Pada titik inilah dibutuhkan kejelian seorang penyidik dalam mengurai dan mencari bukti-bukti yang (sesungguhnya) tersedia agar dapat membuat terang suatu peristiwa. Tempat pertama yang memiliki segudang jawaban tentang bukti tersebut adalah Tempat Kejadian Perkara (crime scene). Secara teoritis ada beberapa jejak yang harus dilihat oleh petugas Olah TKP pada TKP laka lantas, yaitu :
1) Bekas ban :
a) Bekas ban tergelincir atau selip (slipping atau skidding)
b) Bekas ban saat pengereman tak terblokir
c) Bekas ban beraturan akibat pengereman.
d) Bekas ban saat pengereman terblokir.
e) Bekas ban berupa drifting (penyimpang)
2) Bekas ban tergelincir, selip ataupun bekas cetak tapak ban pada bahu jalan.
Kemudian setiap tanda berbeda jauh dalam keterlambatan.

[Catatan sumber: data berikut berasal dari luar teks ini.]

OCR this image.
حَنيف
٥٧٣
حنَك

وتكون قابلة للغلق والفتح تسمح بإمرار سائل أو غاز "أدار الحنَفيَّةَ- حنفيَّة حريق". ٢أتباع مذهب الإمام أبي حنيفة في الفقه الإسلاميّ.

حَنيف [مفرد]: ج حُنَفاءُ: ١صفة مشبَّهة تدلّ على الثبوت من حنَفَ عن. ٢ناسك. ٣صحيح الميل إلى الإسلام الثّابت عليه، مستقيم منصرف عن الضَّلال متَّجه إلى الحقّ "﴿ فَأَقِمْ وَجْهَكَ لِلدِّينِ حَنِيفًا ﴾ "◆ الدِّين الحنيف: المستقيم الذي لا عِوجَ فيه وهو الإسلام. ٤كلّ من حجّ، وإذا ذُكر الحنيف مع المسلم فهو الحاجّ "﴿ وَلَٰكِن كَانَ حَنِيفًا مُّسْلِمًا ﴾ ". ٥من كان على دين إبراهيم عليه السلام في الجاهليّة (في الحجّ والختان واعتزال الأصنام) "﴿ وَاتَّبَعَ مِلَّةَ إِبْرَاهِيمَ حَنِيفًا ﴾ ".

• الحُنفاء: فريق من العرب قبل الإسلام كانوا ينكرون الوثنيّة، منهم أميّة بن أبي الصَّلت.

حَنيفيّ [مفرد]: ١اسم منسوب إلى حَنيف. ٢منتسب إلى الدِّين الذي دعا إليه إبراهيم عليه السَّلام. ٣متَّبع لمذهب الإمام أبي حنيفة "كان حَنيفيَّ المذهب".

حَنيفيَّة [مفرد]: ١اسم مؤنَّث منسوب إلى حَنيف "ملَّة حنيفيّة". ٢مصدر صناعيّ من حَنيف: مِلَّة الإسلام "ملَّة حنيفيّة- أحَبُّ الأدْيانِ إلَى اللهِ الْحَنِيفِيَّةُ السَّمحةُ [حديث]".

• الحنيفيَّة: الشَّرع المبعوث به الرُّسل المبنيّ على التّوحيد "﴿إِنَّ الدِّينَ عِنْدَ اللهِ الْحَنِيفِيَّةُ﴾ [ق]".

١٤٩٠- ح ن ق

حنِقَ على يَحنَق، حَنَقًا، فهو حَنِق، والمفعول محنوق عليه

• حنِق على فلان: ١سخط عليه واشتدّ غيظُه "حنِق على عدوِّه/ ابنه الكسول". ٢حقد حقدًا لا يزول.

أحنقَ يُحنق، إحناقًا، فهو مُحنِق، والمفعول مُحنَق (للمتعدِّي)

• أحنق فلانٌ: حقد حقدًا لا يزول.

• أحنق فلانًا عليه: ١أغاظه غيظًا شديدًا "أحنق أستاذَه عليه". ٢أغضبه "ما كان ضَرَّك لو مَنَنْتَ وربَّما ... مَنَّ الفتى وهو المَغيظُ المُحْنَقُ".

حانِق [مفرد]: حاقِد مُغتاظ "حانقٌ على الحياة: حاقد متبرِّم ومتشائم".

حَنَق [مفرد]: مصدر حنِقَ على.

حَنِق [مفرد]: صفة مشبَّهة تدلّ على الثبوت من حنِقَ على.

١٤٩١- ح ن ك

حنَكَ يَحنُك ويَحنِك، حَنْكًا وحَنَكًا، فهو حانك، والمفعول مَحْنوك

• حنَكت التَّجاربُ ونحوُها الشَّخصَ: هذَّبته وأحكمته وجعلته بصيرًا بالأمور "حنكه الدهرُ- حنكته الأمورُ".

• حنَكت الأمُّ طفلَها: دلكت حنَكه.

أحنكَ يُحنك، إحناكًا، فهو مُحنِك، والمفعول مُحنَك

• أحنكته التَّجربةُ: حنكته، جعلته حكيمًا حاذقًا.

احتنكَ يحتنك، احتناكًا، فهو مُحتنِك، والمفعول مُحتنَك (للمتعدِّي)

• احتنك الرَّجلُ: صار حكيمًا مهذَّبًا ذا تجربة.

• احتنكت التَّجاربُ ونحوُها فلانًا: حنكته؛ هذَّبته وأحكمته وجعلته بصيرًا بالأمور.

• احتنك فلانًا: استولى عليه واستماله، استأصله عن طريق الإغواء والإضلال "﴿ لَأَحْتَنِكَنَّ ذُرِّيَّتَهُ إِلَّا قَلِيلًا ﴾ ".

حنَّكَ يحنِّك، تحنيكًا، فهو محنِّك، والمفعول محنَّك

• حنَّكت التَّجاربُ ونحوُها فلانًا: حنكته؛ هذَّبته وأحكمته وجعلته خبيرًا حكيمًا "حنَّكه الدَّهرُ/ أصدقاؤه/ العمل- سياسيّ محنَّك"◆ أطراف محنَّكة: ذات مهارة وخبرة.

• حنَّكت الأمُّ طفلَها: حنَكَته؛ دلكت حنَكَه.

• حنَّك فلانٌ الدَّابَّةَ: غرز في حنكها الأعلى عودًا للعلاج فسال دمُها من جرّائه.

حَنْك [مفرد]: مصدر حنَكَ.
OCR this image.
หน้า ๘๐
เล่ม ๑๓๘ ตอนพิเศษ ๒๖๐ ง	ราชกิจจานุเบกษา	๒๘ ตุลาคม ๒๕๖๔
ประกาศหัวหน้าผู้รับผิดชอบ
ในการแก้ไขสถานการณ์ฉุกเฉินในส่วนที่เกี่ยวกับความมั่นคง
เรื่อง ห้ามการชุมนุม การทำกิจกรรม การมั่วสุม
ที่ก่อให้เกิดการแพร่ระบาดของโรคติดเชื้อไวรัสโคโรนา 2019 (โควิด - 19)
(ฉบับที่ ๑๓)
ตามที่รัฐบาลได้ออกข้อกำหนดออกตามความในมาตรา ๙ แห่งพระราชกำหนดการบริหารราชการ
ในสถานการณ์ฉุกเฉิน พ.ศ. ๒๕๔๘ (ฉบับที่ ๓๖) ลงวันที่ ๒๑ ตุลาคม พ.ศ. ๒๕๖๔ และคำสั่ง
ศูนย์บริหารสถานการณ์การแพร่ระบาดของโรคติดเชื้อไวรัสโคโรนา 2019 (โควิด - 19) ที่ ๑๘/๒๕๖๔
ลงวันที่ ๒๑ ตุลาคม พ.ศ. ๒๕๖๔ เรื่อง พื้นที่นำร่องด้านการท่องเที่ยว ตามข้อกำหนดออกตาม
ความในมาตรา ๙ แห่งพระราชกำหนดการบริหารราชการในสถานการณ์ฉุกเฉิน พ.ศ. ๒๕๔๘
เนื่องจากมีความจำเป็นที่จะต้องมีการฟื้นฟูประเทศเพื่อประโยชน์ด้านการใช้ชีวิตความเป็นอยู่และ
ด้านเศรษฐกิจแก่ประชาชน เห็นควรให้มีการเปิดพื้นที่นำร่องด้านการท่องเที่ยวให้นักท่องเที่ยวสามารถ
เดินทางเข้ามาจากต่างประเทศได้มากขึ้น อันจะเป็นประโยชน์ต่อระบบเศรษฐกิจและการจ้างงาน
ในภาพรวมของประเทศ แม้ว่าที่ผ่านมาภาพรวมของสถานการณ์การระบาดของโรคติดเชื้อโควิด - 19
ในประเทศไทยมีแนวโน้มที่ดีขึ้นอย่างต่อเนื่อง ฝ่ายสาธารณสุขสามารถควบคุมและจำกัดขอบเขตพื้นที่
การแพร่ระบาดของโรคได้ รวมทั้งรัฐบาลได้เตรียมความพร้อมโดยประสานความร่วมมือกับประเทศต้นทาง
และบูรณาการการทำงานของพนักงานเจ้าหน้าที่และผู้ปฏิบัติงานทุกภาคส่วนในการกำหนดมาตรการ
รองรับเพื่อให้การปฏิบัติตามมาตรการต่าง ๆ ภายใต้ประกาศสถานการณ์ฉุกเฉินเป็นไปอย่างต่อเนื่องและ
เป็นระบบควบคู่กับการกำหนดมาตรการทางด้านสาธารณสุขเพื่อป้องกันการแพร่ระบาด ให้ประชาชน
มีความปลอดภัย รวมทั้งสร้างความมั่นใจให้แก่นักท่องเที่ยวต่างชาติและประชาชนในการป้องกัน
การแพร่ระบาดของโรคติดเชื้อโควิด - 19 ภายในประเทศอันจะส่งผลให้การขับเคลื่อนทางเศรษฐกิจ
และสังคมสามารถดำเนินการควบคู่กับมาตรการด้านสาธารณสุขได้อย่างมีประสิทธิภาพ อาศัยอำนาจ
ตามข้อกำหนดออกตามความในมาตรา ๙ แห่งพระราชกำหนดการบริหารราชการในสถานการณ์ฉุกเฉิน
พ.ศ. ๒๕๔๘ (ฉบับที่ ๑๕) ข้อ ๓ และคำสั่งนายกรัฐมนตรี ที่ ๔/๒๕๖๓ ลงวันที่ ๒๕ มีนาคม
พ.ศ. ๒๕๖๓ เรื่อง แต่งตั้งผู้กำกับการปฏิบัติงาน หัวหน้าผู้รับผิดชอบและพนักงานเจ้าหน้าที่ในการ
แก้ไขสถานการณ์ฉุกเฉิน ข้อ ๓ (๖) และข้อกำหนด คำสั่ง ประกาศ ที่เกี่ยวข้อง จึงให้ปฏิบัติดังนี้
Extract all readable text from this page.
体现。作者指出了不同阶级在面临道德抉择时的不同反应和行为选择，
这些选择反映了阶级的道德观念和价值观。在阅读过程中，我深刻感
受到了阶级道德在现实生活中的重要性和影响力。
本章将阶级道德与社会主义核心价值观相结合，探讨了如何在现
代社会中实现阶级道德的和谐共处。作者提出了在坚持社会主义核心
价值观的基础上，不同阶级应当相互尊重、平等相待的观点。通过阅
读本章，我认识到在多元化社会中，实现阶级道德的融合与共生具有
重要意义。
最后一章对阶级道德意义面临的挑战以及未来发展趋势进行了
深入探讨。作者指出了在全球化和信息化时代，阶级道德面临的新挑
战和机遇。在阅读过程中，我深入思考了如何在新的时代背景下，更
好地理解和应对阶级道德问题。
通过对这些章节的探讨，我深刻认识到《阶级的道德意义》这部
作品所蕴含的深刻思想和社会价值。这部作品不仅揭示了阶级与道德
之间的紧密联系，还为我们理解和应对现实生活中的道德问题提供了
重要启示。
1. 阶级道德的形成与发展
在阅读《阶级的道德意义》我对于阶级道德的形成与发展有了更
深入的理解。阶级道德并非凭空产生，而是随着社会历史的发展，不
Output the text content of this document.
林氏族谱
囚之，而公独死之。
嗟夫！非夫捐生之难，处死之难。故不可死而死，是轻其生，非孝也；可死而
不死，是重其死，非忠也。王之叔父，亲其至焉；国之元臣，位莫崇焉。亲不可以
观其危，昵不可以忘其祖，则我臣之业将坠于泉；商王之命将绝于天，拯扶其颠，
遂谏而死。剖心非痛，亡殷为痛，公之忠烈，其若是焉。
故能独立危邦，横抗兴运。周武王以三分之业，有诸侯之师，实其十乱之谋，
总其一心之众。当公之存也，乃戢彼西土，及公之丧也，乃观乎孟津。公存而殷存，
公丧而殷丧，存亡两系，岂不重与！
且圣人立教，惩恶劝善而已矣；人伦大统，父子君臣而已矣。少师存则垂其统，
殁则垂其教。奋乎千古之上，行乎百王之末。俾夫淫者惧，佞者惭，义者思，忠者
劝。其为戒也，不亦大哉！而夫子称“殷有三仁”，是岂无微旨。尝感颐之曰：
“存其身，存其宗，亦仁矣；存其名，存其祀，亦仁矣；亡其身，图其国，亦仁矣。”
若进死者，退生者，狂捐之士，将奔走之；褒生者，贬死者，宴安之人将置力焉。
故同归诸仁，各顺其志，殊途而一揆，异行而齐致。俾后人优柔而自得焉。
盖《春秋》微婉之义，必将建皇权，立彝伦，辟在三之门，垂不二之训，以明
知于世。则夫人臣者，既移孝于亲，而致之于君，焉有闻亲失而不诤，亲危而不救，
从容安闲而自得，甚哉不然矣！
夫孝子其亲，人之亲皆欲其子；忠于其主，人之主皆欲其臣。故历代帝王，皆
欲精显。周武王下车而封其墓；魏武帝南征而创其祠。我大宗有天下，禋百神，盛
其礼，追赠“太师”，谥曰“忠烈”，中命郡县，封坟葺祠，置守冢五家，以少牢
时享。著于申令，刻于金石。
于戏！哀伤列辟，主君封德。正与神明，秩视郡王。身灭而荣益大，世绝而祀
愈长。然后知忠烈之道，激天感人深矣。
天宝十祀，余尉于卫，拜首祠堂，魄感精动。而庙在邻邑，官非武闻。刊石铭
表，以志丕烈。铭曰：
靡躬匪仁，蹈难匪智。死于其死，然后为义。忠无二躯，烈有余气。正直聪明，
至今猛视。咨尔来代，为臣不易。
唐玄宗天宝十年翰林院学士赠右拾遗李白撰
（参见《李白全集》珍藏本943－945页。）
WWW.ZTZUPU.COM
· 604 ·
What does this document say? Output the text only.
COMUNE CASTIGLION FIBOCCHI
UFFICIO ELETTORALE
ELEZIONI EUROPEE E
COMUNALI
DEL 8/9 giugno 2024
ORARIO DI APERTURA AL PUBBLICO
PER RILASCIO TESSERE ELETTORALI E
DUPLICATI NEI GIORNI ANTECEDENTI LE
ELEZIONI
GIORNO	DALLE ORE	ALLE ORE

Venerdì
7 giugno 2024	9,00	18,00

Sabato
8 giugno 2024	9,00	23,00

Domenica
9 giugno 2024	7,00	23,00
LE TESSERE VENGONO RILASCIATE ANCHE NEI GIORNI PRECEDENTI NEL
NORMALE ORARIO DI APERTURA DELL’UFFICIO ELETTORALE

Hasil dari perlambatan dan tanda yang ada menunjukkan adanya energi yang hilang atau kecepatan yang berkurang.
3) Bekas goresan
4) Titik pendaratan dan jarak lontaran :
a) pejalan kaki
b) sepeda dan sepeda motor
c) daerah konsentrasi pecahan kaca
d) jarak lompatan kendaraan
5) Kerusakan kendaraan dan penyimpangannya
6) Apakah sabuk pengaman dan kantong udara berkerja dengan baik .
7) Karakteristik speedometer dan tachograph.
8) Data dari kotak hitam

Pada titik tersebut diatas, petugas olah TKP harus benar-benar melakukan pendataan akurat agar semua data dapat menjadi input yang akurat dalam merangkaian kejadian yang sebenarnya.